Following a successful mid-year review, we headed down to Old Ford Island at the heart of the Olympic park, where we met our guides, Peter and Nadia. After a quick briefing on the local flora and fauna, we split into two teams to begin helping manage the site’s conservation.
Team one were in charge of trimming the overgrown grassland. To make it a bit more interesting than simply mowing the lawn, Peter trusted our leasing experts with slashers – big scythe-like tools you had to swing through the tall grass. As interesting and fun as it was to wade through the overgrown field like medieval gardeners, the aching arms soon made it clear why the lawnmower was invented. Nevertheless, we had a great time slashing and raking up the grass and in no time, had cleared a large area of space to help encourage species diversity.
Team two we focused on clearing a path through a treacherous tangle of buddleia, brambles and other dominating plant-life as part of the Trust’s species and habitat management. Armed with loppers, shears and saws, we managed to open up the pathway, avoiding the stinging nettles and Japanese knotweed along the way.
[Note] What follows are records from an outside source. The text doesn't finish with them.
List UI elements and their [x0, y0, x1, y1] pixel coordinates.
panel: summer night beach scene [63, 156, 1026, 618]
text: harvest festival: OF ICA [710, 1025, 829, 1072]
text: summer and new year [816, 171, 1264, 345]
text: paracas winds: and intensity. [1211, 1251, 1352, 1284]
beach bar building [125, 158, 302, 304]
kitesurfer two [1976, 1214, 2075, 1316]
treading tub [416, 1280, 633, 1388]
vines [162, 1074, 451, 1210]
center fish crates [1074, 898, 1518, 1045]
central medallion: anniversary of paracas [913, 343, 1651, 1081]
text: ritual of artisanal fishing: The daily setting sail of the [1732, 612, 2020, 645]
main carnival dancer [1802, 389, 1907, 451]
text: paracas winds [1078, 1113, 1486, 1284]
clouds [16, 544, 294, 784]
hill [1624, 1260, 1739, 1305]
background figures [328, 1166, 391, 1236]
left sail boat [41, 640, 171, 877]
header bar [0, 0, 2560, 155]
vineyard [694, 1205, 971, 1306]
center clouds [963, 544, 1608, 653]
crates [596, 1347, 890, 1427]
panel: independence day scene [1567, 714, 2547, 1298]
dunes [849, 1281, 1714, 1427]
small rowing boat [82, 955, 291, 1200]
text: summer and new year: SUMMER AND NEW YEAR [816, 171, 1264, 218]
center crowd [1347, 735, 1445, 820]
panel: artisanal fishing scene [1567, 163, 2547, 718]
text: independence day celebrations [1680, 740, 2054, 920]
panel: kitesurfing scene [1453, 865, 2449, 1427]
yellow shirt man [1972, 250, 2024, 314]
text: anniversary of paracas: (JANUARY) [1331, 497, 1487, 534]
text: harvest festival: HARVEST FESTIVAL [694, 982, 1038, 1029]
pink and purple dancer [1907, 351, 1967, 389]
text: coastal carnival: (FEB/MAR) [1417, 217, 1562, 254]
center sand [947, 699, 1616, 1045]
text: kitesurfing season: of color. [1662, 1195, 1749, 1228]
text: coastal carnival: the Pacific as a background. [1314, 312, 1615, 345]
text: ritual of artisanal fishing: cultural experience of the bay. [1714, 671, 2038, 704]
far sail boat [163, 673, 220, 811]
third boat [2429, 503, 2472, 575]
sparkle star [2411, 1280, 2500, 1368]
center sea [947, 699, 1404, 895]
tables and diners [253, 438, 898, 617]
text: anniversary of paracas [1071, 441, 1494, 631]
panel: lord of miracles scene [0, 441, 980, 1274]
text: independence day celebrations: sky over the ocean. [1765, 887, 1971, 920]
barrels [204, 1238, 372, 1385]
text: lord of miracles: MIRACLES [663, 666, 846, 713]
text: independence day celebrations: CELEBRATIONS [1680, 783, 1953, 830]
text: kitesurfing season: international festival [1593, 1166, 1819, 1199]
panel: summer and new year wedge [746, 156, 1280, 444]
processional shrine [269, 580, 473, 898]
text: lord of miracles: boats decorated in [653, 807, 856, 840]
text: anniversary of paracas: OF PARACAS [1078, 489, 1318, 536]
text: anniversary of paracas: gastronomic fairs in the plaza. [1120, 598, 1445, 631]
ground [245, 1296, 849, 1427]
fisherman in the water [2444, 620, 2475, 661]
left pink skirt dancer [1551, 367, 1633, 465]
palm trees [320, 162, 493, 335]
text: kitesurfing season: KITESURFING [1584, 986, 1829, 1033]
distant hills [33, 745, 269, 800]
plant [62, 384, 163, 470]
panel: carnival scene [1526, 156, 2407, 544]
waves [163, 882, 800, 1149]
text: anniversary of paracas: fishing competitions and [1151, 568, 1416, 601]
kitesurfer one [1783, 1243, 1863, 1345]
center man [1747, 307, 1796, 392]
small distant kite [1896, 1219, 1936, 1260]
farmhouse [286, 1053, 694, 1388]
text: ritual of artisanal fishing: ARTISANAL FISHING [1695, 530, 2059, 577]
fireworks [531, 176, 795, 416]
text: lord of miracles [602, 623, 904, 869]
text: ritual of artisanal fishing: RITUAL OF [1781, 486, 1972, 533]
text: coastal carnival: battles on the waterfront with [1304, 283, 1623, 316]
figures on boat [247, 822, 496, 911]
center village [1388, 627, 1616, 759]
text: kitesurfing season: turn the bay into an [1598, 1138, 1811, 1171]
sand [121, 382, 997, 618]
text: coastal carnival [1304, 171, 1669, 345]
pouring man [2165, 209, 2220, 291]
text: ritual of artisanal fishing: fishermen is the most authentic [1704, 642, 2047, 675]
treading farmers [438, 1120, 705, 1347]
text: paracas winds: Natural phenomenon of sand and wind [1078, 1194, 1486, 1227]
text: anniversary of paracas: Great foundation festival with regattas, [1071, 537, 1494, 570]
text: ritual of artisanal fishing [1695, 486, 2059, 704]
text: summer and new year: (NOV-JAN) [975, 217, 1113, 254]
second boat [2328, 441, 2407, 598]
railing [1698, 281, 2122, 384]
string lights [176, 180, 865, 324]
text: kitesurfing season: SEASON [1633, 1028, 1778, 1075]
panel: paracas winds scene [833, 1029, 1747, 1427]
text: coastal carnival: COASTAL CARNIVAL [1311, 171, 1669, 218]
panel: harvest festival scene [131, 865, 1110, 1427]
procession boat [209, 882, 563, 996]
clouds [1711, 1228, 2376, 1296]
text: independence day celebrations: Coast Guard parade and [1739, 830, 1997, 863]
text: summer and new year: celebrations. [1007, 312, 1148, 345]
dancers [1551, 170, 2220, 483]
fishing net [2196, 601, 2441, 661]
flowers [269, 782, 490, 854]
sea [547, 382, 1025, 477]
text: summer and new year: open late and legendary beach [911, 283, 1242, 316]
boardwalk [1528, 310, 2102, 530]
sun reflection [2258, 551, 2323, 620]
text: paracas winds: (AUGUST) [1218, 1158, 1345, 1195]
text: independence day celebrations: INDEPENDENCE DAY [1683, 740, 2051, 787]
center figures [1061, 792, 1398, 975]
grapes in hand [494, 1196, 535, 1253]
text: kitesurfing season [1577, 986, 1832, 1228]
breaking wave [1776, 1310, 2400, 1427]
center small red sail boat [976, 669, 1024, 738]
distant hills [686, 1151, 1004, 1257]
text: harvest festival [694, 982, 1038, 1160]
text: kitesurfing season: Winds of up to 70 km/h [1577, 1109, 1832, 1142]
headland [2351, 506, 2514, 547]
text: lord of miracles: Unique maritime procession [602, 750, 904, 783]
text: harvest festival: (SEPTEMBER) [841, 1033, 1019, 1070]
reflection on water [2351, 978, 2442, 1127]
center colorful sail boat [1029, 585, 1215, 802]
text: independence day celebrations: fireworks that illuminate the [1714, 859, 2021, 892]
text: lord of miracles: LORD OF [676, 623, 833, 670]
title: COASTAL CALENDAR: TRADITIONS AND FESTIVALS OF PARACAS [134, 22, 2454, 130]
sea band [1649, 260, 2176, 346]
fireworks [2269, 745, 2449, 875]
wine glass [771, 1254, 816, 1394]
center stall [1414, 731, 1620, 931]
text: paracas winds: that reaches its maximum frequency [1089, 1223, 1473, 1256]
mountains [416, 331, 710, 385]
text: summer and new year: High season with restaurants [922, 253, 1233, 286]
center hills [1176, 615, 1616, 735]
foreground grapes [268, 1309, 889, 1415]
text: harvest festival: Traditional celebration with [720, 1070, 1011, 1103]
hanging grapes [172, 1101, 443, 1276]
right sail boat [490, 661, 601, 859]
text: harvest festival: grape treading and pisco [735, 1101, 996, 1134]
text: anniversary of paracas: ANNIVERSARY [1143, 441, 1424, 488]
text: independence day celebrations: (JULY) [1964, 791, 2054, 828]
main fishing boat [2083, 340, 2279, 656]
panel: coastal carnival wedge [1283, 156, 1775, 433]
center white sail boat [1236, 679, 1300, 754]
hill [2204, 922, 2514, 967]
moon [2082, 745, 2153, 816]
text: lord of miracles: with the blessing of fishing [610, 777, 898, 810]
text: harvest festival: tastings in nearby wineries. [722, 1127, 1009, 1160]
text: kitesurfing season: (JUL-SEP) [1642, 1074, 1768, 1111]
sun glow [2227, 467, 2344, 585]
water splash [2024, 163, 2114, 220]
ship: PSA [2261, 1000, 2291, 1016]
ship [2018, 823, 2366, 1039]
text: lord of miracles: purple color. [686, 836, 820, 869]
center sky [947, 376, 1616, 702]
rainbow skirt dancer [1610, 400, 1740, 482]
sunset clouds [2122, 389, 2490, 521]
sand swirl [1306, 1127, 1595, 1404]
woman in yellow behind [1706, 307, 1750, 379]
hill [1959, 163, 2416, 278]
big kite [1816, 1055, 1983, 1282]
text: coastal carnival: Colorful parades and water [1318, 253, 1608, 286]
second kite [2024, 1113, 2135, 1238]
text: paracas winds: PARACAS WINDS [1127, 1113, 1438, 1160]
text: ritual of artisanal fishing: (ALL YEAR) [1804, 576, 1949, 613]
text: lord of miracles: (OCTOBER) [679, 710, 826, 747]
This day is the first of many future community engagement events Innervision is planning to promote, as part of our developing focus on sustainability within our business. As well as updating our corporate responsibility policy, we have recently teamed up with City Action, a London-based company and part of The City of London that help link corporate organisations with charities. This partnership will help Innervision further contribute by providing volunteers and long-term pro-bono services.
All-in-all, the Innervision team had a great time and were able to help support The London Wildlife Trust and the amazing work they do the preserve the natural beauty within the capital. A big thank you to Peter and Nadia for letting us get our hands dirty and do some good for the ecosystems.